Keluarga Ayu pun sudah sampai di rumah sakit Bunda Kasih dan bergabung bersama keluarga pak Purnama menunggu di luar ruangan.



"Gimana jeng udah belum? Tanya bu Yanti dengan wajah khawatir nya.



"Belum jeng kita juga masih nungguin" jawab bu Santi sambil memeluk nya.



"Nak Raka di dalam? Tanya pak Ramdan.



"Iya, Raka lagi menemani Ayu di dalam" jawab pak Purnama.



"Kenalkan ini saudara nya Raka, anak adik saya" pak Purnama pun mengenalkan Tasya kepada keluarga Ayu.



Tasya pun mencium telapak tangan kedua orang tua Ayu sambil tersenyum.

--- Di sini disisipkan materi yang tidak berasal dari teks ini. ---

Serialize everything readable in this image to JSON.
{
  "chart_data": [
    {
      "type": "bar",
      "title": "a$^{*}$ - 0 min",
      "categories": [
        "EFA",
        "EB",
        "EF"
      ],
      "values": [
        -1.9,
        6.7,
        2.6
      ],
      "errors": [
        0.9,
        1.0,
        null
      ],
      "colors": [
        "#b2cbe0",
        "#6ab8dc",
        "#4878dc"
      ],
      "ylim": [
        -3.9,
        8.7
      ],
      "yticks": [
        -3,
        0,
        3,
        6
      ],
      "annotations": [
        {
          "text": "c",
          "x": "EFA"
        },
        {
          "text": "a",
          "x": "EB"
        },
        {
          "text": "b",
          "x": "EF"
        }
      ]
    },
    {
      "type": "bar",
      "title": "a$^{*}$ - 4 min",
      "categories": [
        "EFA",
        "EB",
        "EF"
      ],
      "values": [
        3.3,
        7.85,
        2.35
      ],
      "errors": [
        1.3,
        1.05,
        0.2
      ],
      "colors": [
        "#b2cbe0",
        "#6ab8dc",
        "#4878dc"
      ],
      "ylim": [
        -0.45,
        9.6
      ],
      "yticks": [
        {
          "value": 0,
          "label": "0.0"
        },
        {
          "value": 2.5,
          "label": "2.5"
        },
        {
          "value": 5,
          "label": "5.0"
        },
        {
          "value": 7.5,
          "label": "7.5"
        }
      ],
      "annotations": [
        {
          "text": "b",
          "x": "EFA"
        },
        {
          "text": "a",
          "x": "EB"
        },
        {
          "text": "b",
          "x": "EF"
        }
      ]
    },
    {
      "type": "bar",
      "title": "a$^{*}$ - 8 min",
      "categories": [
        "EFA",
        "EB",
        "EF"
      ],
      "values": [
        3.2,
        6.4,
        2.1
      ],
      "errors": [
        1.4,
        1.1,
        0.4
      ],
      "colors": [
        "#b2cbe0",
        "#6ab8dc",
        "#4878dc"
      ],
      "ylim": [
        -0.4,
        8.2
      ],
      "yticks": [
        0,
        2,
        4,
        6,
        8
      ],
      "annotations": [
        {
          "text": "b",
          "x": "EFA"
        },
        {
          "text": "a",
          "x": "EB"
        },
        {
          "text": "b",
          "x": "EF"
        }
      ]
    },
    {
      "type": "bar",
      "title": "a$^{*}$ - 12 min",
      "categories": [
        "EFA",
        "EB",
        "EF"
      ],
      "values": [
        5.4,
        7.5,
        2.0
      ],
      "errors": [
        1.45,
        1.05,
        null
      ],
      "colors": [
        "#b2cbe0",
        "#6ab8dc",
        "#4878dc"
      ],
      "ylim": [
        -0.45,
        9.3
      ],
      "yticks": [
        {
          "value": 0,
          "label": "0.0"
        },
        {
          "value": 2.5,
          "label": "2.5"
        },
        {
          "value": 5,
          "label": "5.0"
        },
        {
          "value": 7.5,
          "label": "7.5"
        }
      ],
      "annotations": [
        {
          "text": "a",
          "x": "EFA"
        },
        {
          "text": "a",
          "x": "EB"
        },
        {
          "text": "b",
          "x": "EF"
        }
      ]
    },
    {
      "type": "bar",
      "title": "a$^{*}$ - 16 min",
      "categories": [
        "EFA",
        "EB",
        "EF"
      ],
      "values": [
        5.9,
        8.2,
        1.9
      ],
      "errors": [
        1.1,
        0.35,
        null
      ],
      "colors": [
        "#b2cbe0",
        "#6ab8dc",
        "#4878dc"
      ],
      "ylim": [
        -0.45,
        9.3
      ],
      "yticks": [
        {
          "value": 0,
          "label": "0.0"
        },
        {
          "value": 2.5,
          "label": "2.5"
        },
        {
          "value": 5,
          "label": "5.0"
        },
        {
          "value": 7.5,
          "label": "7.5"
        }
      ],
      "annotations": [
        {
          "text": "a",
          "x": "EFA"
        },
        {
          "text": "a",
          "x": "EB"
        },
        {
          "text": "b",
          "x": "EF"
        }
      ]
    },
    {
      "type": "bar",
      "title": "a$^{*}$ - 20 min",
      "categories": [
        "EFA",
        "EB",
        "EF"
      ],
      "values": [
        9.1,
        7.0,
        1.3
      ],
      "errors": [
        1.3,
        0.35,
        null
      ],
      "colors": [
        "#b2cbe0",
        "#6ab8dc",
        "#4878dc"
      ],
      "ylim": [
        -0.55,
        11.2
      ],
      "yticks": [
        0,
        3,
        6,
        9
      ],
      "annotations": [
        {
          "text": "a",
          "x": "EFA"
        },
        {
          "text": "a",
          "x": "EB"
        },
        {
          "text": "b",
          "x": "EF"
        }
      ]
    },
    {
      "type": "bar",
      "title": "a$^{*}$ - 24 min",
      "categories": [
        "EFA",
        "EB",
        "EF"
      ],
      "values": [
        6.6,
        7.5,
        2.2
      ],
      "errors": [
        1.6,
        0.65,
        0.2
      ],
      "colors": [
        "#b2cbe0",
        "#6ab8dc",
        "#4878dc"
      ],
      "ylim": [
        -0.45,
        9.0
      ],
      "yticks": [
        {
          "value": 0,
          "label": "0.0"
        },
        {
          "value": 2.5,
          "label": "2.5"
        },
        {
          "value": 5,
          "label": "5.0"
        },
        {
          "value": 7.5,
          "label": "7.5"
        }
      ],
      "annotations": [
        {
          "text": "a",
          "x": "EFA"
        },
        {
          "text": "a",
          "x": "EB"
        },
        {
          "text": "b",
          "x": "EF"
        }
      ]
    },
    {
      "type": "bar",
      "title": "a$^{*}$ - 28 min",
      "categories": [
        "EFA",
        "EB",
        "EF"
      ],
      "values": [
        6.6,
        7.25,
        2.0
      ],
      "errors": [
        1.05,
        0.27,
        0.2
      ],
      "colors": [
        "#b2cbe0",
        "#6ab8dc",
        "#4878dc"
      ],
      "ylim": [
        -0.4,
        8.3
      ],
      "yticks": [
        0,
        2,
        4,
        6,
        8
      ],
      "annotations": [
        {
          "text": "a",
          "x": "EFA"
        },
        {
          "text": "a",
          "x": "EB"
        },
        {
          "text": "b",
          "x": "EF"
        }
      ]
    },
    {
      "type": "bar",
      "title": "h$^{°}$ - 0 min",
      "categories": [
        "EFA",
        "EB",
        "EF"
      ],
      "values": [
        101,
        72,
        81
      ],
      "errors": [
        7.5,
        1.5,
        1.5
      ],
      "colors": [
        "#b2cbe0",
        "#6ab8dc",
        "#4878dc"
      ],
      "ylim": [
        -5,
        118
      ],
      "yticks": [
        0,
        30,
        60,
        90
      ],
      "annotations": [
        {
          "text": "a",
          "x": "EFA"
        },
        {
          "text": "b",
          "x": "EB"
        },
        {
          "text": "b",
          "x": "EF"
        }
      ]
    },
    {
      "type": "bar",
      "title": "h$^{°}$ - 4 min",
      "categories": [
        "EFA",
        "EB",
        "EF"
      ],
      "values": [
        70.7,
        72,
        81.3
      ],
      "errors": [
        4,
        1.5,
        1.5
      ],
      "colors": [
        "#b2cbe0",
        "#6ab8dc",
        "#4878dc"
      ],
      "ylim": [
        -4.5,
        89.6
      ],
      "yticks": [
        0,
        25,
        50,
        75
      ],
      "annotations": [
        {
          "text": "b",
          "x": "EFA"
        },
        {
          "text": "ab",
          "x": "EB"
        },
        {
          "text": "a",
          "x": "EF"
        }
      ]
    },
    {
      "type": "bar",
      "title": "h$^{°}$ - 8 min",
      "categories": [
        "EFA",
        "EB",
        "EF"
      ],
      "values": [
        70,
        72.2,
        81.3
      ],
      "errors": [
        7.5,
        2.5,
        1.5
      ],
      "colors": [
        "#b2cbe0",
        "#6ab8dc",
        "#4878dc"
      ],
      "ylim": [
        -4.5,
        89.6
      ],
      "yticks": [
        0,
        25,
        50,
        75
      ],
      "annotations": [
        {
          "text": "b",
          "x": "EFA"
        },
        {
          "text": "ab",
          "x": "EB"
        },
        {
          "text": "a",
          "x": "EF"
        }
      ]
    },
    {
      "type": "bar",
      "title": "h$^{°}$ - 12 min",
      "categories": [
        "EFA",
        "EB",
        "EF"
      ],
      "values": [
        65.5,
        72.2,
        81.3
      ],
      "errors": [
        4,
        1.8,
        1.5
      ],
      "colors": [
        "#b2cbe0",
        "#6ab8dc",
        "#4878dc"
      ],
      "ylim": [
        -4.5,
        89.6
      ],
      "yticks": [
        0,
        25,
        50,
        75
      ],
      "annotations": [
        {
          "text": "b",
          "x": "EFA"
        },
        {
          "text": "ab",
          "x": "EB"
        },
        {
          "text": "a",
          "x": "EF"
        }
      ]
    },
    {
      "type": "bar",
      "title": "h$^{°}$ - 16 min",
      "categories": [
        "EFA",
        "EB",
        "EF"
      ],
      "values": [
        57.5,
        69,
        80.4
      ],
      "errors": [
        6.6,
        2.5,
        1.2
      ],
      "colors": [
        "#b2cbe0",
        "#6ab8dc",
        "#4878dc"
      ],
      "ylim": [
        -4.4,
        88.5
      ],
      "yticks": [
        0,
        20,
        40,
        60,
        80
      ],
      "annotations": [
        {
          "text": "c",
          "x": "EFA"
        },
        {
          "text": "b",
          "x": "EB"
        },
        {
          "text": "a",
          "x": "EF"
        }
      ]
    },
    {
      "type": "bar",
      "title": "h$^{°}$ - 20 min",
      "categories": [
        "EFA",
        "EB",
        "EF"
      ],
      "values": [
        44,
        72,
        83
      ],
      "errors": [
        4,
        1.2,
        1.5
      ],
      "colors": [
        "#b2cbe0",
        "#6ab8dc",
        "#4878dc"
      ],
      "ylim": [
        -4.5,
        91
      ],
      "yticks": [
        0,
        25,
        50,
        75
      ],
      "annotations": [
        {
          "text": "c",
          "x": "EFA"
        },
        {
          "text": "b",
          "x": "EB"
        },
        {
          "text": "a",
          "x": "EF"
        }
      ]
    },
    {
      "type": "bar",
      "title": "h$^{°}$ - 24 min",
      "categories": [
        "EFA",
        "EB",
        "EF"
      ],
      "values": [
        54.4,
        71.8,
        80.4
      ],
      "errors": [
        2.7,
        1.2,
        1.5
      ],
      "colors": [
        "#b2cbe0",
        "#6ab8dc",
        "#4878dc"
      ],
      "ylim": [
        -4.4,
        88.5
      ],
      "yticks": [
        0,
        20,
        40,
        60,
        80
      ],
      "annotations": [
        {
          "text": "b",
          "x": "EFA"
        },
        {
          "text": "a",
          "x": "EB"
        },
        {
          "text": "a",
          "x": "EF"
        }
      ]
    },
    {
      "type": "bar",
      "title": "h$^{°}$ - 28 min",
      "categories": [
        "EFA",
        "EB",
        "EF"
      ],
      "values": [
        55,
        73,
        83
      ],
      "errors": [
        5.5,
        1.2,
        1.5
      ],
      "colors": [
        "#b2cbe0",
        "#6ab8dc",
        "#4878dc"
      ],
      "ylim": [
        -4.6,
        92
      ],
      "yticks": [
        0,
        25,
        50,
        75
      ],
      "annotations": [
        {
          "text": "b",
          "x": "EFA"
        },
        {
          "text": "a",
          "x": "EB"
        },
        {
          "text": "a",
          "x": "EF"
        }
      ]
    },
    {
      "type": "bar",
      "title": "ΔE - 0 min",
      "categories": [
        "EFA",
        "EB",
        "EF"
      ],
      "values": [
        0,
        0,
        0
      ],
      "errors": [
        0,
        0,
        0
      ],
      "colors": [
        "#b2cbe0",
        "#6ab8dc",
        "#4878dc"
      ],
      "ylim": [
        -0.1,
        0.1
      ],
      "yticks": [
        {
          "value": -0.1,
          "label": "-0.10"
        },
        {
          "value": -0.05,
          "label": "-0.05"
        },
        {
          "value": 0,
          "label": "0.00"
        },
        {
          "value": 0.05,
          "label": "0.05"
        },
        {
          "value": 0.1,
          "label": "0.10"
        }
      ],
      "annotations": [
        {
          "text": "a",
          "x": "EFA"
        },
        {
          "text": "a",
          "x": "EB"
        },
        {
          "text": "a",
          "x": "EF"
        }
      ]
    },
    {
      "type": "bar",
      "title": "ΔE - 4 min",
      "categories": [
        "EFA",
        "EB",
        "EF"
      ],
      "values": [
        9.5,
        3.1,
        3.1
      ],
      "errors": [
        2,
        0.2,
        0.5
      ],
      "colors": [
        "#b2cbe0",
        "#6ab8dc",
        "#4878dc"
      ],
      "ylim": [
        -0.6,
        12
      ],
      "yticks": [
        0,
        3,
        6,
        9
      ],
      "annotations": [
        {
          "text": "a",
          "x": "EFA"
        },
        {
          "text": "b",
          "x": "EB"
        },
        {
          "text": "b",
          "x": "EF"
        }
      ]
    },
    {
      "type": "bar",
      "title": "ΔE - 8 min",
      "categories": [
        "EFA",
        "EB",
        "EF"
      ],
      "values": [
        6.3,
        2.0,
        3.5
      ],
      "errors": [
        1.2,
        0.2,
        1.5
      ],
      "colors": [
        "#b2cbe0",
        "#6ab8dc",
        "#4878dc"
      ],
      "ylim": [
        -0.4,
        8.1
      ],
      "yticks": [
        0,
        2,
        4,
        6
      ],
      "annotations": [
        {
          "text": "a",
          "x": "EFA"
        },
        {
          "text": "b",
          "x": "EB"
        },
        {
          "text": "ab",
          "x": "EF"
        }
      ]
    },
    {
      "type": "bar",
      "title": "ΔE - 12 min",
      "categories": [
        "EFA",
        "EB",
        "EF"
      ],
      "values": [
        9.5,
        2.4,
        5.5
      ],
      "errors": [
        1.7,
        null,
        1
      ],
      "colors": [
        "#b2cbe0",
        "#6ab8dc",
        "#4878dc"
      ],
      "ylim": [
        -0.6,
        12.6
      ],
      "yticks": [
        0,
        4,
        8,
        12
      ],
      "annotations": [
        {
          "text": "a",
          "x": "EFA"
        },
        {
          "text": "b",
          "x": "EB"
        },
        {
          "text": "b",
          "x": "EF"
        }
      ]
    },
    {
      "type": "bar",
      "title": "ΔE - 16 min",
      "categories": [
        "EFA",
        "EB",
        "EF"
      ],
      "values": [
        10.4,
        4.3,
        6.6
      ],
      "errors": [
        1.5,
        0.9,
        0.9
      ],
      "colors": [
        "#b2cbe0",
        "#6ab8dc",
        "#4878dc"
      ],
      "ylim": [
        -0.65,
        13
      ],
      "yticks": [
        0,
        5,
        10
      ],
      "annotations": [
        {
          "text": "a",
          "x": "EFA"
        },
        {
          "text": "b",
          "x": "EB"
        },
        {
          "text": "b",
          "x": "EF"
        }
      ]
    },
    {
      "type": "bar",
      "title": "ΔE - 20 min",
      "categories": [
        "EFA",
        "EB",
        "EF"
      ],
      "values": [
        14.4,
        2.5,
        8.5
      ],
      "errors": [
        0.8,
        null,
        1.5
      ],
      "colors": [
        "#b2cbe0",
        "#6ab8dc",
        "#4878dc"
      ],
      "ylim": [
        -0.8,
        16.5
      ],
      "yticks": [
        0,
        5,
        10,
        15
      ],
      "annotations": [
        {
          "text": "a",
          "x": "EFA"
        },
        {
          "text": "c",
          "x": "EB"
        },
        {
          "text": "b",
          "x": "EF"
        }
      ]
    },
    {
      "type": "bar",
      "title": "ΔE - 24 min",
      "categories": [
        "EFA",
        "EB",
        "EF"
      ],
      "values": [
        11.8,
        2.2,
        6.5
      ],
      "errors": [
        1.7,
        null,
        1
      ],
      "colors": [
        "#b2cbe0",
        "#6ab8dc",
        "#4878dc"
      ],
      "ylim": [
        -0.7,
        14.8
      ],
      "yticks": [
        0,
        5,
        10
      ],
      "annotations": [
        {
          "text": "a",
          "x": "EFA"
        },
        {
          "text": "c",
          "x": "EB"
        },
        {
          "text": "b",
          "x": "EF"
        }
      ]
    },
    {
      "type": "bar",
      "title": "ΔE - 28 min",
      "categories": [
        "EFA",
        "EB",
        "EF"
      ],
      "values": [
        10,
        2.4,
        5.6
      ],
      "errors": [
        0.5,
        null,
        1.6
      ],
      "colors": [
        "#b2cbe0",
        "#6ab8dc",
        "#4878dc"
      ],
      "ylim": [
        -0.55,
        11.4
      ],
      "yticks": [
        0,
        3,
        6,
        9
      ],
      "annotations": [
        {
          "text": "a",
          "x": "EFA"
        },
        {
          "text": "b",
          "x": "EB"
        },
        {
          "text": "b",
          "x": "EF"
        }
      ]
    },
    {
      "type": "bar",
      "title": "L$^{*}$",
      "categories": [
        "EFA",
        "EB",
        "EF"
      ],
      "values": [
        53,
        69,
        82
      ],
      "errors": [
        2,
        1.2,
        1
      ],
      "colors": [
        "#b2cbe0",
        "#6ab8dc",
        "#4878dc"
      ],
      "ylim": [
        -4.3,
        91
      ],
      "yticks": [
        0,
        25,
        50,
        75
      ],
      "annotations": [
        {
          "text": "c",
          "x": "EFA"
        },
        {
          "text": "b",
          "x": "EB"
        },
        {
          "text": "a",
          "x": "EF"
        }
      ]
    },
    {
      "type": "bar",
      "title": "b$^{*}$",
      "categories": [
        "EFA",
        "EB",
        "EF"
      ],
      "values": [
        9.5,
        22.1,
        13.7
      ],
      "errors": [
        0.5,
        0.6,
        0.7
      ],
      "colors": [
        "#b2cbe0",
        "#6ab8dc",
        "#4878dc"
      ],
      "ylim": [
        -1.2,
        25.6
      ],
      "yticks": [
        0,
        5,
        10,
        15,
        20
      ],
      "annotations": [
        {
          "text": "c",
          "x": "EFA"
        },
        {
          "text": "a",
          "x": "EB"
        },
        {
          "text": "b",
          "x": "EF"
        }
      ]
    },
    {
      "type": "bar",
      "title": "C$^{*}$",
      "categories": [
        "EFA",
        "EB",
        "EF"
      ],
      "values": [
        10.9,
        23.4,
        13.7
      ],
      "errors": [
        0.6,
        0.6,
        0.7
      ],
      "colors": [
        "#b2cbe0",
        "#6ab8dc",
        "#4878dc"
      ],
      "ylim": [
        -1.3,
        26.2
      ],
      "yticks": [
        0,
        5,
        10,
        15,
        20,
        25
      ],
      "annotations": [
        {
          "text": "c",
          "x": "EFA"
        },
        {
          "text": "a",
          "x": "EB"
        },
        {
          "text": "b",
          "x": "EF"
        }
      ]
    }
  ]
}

"Cantik sekali kamu nak" kata bu Yanti sambil menatap ke arah Tasya.



"Andaikan Ayu mempunyai kakak, bapak akan jodoh kan kalian, tapi sayang nya Ayu hanya punya adik" kata pak Ramdan sedikit becanda untuk menghilangkan sedikit rasa khawatir di diri mereka.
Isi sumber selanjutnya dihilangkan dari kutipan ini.